Although online work is gaining momentum rapidly, there still exist many barriers which impede mass adoption. One such hurdle is outdated government policies. Simply put, many laws today are based on ancient “9-to-5” ideology and fail to embrace today’s transforming workplace. To open a dialog on this important topic, we invited public policy advocate Mike Hruby of New Jobs for Massachusetts to contribute a series of blog posts. Here are his first notes to the Elance community.
A humorist once said, “You may not think about government, but government thinks about you.”
Few independent contractors (ICs) spend time thinking about government. Yes, they pay their taxes, including employer taxes on their IC income. If they need to, they register with their city and state agencies and pay for a sign permit.
Mostly they think about promoting their work, preparing and winning proposals, creating project deliverables, meeting client needs, billing, and collecting. Government doesn’t come into view unless it’s a client.
Perhaps if their businesses were large they’d have a government affairs officer to think about government.
But wait—while you were minding your growing IC business, government at all levels around the globe has been getting more interested in independent contractors, so you’d be wise to put on your VP of government affairs hat for at least an hour or two each month.
It’s worrisome that some state officials believe three common myths about independent contractors: 1) that ICs are closet tax avoiders, 2) that they were forced into project work by an abusive employer, and 3) ICs are just hanging out a shingle until they find steady employment.
These officials, many of them powerful, do not realize that IC work is more profitable than employment and the IC lifestyle is much more flexible, especially for parents.
Acting on the tax avoidance myth, 16 state attorneys general are working with the IRS to significantly tighten rules governing independent contractors and restrict their freedom and flexibility, even though a 1991 Treasury Department study showed that ICs actually pay higher rates of Social Security and Medicare taxes than employees and employers do. The 16 states are California, Colorado, Connecticut, Delaware, Hawaii, Illinois, Iowa, Louisiana, Maryland, Massachusetts, Minnesota, Missouri, Montana, New York, Utah, and Washington. Several other states and countries are watching what results.
National and provincial governments in the entire English-speaking world are resisting self-employment in the services—the opportunities you find on Elance-oDesk and other contracting sites—and it’s the biggest single reason why worldwide job growth has slowed.
So in your skinny hour or two each month, it would help your cause to explain your business to people in government—you might even enjoy it!
One place to start is with a member of your municipality’s governing body, such as the City Council or, as we have here in New England, your town’s Board of Selectmen and women. Or you could start with state or provincial legislators, usually senators covering larger districts and representatives in smaller ones.
For both levels of the legislature, the message is that you work on a contract basis doing projects, you serve clients way beyond your town (mention Elance-oDesk, since they likely haven’t heard of the online work marketplace), make more than you would earn as an employee, that no one forced you into this, and you pay your taxes and work hard to earn respect in your field.
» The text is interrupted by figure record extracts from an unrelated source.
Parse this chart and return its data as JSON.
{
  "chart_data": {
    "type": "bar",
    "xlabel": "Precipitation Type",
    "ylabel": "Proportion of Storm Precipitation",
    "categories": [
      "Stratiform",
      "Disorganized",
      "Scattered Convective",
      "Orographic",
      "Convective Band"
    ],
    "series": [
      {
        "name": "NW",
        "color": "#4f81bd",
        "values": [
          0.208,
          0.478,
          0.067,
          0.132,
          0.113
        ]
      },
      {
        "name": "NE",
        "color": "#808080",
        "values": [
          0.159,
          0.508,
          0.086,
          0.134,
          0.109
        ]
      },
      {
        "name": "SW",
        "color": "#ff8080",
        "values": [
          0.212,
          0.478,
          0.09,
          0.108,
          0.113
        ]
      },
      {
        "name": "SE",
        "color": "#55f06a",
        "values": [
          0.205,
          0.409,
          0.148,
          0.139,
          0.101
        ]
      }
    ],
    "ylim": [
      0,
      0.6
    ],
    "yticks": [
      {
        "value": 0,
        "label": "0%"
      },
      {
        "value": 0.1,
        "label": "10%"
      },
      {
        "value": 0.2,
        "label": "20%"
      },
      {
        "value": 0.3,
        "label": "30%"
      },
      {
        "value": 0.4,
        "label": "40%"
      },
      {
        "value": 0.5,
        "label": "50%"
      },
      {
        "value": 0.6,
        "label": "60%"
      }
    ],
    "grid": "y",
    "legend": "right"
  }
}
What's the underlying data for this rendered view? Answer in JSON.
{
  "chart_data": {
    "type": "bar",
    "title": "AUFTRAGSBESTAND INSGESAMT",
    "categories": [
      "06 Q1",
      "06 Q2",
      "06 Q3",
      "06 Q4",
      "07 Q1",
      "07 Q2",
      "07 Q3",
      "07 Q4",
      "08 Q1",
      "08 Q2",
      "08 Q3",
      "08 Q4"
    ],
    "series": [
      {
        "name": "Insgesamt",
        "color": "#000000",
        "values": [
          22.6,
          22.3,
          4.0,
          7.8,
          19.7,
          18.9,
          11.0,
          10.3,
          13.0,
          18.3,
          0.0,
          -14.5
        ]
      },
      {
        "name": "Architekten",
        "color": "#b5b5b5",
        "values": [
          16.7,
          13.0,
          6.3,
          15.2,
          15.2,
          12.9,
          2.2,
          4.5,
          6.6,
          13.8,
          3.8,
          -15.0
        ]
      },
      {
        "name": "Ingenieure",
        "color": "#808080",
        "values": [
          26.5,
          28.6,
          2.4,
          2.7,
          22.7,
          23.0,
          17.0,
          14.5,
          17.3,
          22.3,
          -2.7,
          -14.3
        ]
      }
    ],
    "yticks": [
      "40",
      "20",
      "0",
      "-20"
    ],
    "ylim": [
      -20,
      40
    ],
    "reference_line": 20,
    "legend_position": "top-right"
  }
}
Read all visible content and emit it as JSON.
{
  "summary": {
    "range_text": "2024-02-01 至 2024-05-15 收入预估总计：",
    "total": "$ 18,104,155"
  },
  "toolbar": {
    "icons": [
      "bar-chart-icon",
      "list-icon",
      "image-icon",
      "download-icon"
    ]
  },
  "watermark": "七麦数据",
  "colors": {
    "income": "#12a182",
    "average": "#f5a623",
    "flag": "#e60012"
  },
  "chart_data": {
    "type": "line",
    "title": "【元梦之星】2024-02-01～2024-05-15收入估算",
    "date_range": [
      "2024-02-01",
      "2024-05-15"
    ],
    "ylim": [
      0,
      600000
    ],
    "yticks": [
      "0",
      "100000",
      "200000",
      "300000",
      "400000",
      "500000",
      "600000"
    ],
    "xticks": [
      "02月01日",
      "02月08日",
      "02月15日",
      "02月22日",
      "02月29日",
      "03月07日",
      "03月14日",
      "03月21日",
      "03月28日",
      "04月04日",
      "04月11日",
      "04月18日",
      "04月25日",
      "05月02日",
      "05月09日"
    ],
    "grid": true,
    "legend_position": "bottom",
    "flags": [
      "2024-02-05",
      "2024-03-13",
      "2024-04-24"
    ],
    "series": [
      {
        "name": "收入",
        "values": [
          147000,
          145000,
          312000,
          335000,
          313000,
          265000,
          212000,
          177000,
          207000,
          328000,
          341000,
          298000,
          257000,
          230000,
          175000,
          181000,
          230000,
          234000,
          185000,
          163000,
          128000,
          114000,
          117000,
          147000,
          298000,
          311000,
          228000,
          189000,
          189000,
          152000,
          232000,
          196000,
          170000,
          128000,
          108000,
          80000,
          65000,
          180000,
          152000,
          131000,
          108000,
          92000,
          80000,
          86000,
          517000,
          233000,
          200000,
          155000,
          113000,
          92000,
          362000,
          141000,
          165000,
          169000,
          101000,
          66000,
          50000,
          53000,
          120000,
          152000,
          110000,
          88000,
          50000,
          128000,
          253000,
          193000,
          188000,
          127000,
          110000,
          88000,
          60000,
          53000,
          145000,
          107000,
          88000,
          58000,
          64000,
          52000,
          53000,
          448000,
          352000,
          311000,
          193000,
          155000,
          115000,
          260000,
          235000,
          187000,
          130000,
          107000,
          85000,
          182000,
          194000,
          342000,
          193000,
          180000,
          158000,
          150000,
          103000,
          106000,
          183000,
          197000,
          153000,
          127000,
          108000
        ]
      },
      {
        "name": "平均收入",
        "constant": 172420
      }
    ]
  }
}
In my 12 years of involvement in state politics, I’ve been surprised at how open state and local officers are to constituents’ visits, and how responsive they are to their requests. Massachusetts officials joke that if they hear one voter comment on an issue they remember it; if they hear two comments on the issue they open a file on it; and if they hear ten, it’s a landslide and they vote for it.
Surprise! Your simple visit, call, letter, or email will usually be heard.
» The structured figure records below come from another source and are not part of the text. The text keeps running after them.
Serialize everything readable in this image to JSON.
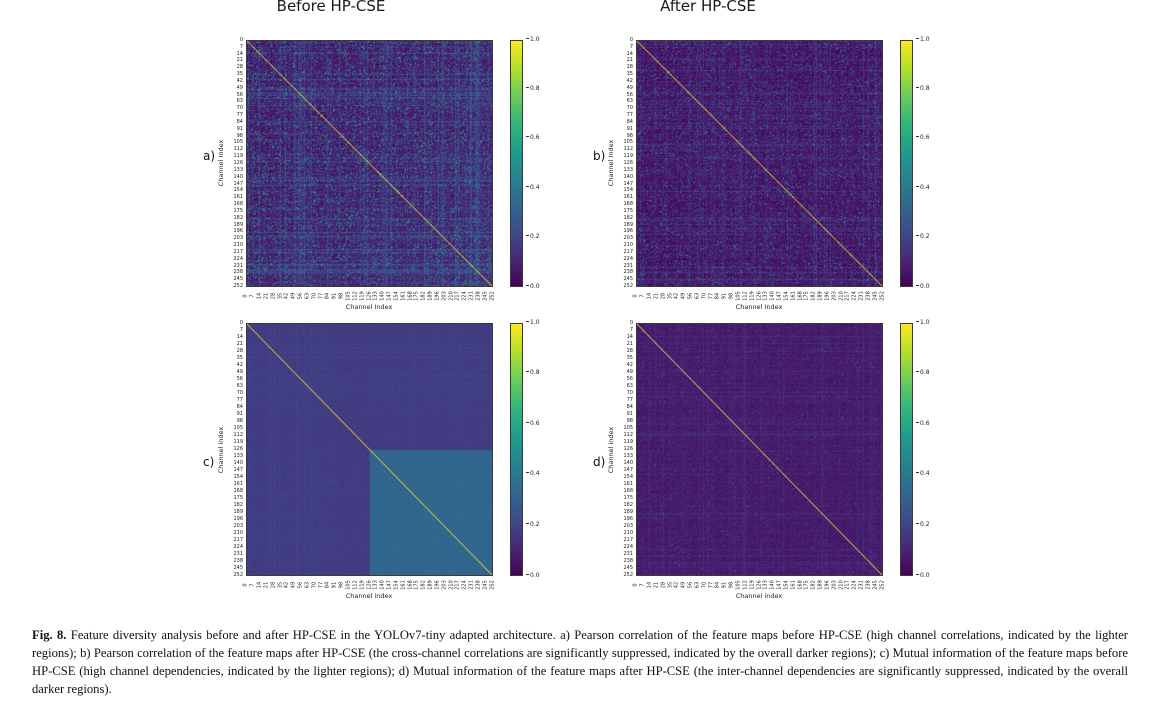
{
  "figure": {
    "titles": [
      {
        "text": "Before HP-CSE"
      },
      {
        "text": "After HP-CSE"
      }
    ],
    "caption": {
      "prefix": "Fig. 8.",
      "body": " Feature diversity analysis before and after HP-CSE in the YOLOv7-tiny adapted architecture. a) Pearson correlation of the feature maps before HP-CSE (high channel correlations, indicated by the lighter regions); b) Pearson correlation of the feature maps after HP-CSE (the cross-channel correlations are significantly suppressed, indicated by the overall darker regions); c) Mutual information of the feature maps before HP-CSE (high channel dependencies, indicated by the lighter regions); d) Mutual information of the feature maps after HP-CSE (the inter-channel dependencies are significantly suppressed, indicated by the overall darker regions)."
    }
  },
  "chart_data": [
    {
      "type": "heatmap",
      "panel_label": "a)",
      "column_title": "Before HP-CSE",
      "description": "Pearson correlation of the feature maps before HP-CSE (high channel correlations, lighter regions)",
      "xlabel": "Channel Index",
      "ylabel": "Channel Index",
      "channels": 253,
      "tick_values": [
        0,
        7,
        14,
        21,
        28,
        35,
        42,
        49,
        56,
        63,
        70,
        77,
        84,
        91,
        98,
        105,
        112,
        119,
        126,
        133,
        140,
        147,
        154,
        161,
        168,
        175,
        182,
        189,
        196,
        203,
        210,
        217,
        224,
        231,
        238,
        245,
        252
      ],
      "colormap": "viridis",
      "value_range": [
        0.0,
        1.0
      ],
      "colorbar_ticks": [
        "1.0",
        "0.8",
        "0.6",
        "0.4",
        "0.2",
        "0.0"
      ],
      "pattern": {
        "seed": 11,
        "diagonal": 1.0,
        "base": 0.06,
        "noise": 0.07,
        "streak_amp": 0.3,
        "ramp": 0.05,
        "sparkle_prob": 0.13,
        "sparkle_min": 0.22,
        "sparkle_max": 0.62,
        "blocks": []
      }
    },
    {
      "type": "heatmap",
      "panel_label": "b)",
      "column_title": "After HP-CSE",
      "description": "Pearson correlation of the feature maps after HP-CSE (cross-channel correlations suppressed, overall darker)",
      "xlabel": "Channel Index",
      "ylabel": "Channel Index",
      "channels": 253,
      "tick_values": [
        0,
        7,
        14,
        21,
        28,
        35,
        42,
        49,
        56,
        63,
        70,
        77,
        84,
        91,
        98,
        105,
        112,
        119,
        126,
        133,
        140,
        147,
        154,
        161,
        168,
        175,
        182,
        189,
        196,
        203,
        210,
        217,
        224,
        231,
        238,
        245,
        252
      ],
      "colormap": "viridis",
      "value_range": [
        0.0,
        1.0
      ],
      "colorbar_ticks": [
        "1.0",
        "0.8",
        "0.6",
        "0.4",
        "0.2",
        "0.0"
      ],
      "pattern": {
        "seed": 22,
        "diagonal": 1.0,
        "base": 0.05,
        "noise": 0.06,
        "streak_amp": 0.18,
        "ramp": 0.0,
        "sparkle_prob": 0.09,
        "sparkle_min": 0.18,
        "sparkle_max": 0.5,
        "blocks": []
      }
    },
    {
      "type": "heatmap",
      "panel_label": "c)",
      "column_title": "Before HP-CSE",
      "description": "Mutual information of the feature maps before HP-CSE (high channel dependencies, lighter regions; bright block over channels ~126-252)",
      "xlabel": "Channel index",
      "ylabel": "Channel index",
      "channels": 253,
      "tick_values": [
        0,
        7,
        14,
        21,
        28,
        35,
        42,
        49,
        56,
        63,
        70,
        77,
        84,
        91,
        98,
        105,
        112,
        119,
        126,
        133,
        140,
        147,
        154,
        161,
        168,
        175,
        182,
        189,
        196,
        203,
        210,
        217,
        224,
        231,
        238,
        245,
        252
      ],
      "colormap": "viridis",
      "value_range": [
        0.0,
        1.0
      ],
      "colorbar_ticks": [
        "1.0",
        "0.8",
        "0.6",
        "0.4",
        "0.2",
        "0.0"
      ],
      "pattern": {
        "seed": 33,
        "diagonal": 1.0,
        "base": 0.175,
        "noise": 0.02,
        "streak_amp": 0.05,
        "ramp": 0.0,
        "sparkle_prob": 0.0,
        "sparkle_min": 0.0,
        "sparkle_max": 0.0,
        "blocks": [
          {
            "from": 127,
            "to": 252,
            "value": 0.325,
            "noise": 0.02
          }
        ]
      }
    },
    {
      "type": "heatmap",
      "panel_label": "d)",
      "column_title": "After HP-CSE",
      "description": "Mutual information of the feature maps after HP-CSE (inter-channel dependencies suppressed, overall darker)",
      "xlabel": "Channel index",
      "ylabel": "Channel index",
      "channels": 253,
      "tick_values": [
        0,
        7,
        14,
        21,
        28,
        35,
        42,
        49,
        56,
        63,
        70,
        77,
        84,
        91,
        98,
        105,
        112,
        119,
        126,
        133,
        140,
        147,
        154,
        161,
        168,
        175,
        182,
        189,
        196,
        203,
        210,
        217,
        224,
        231,
        238,
        245,
        252
      ],
      "colormap": "viridis",
      "value_range": [
        0.0,
        1.0
      ],
      "colorbar_ticks": [
        "1.0",
        "0.8",
        "0.6",
        "0.4",
        "0.2",
        "0.0"
      ],
      "pattern": {
        "seed": 44,
        "diagonal": 1.0,
        "base": 0.07,
        "noise": 0.035,
        "streak_amp": 0.1,
        "ramp": 0.0,
        "sparkle_prob": 0.02,
        "sparkle_min": 0.15,
        "sparkle_max": 0.35,
        "blocks": []
      }
    }
  ]
}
So put those couple of hours each month into talking with the units of government that are closest to you about your work and what you’d like to see improved or changed.
Then, when the legislature next thinks about ICs, they will attach a face to the issues – yours; a face that is hardworking, earnest, adds value and brings revenue into their district by doing interesting and useful work.
And the legislators might quietly ask you just how well you do with online contracting!
Mike Hruby is President of New Jobs for Massachusetts, Inc., a public policy advocate for rapid job growth in the private sector in Massachusetts. New Jobs works to create a million-job explosion in the state by reducing the legal barriers to entrepreneurship, start-ups, independent contracting, IPOs and spin-outs, corporate hiring, teen employment, mothers returning to the labor force, and part-time work in retirement.
Before founding New Jobs in 2011, Mike founded and ran a national consulting firm that helped large and mid-sized technology companies find new markets for their technical products and capabilities. He has sold, led and completed over 500 team consulting projects sized from $300 to $250,000. Mike lives in suburban Boston with his wife, Leslie. The couple has two grown daughters.